Examining the effect of different landscape designs to arrest the motion of embers

Description:

During bushfires, ember attacks stand out as the primary contributor to house losses in the wildland-urban interface, surpassing damage caused by radiant heat and direct flame contact. However, there has been relatively little focus on studying ember storms and exploring potential strategies to mitigate ember hazards in residential areas, compared to other factors contributing to building losses. This is mainly due to the challenges of studying the motion of clusters of ember particles, especially through laboratory and field experiments. With the advancement of computational techniques and facilities, it is now feasible to study complex dynamics systems through numerical simulations. 
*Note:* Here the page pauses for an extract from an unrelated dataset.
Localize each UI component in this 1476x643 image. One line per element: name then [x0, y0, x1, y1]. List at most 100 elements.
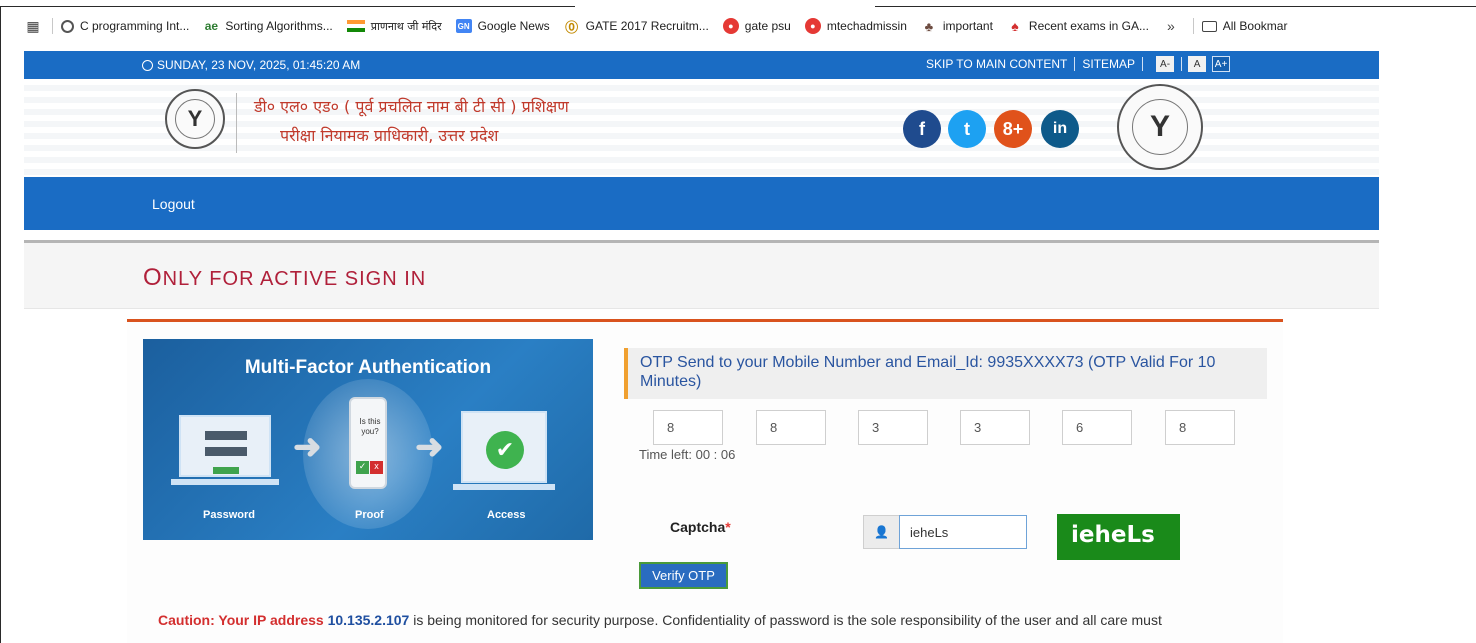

To reduce the structural damage from radiant heat, suburban areas are typically separated from forests by a cleared area known as an asset protection zone (APZ). However, ember particles can swiftly traverse the APZ and reach residential areas, leading to significant damage through ember attacks. Creating turbulence in the APZ could intercept the embers, potentially causing them to self-extinguish before reaching the residential area. Therefore, this project aims to study the effective ways of creating turbulence in APZ through innovative landscape design solutions to mitigate the ember hazards in residential areas, utilising numerical simulations. The specific project objectives include: 

1. To explore how ember particle movement can be disrupted by implementing two distinct landscape designs: clusters of rocks in different sizes and individual rocks arranged in a check pattern.
2. To investigate the effectiveness of the landscape designs in objective 1 under various wind conditions.
3. To explore the ideal location of the landscape designs in objective 1 for three types of forest densities: sparse, dense, and dense with shrub cover.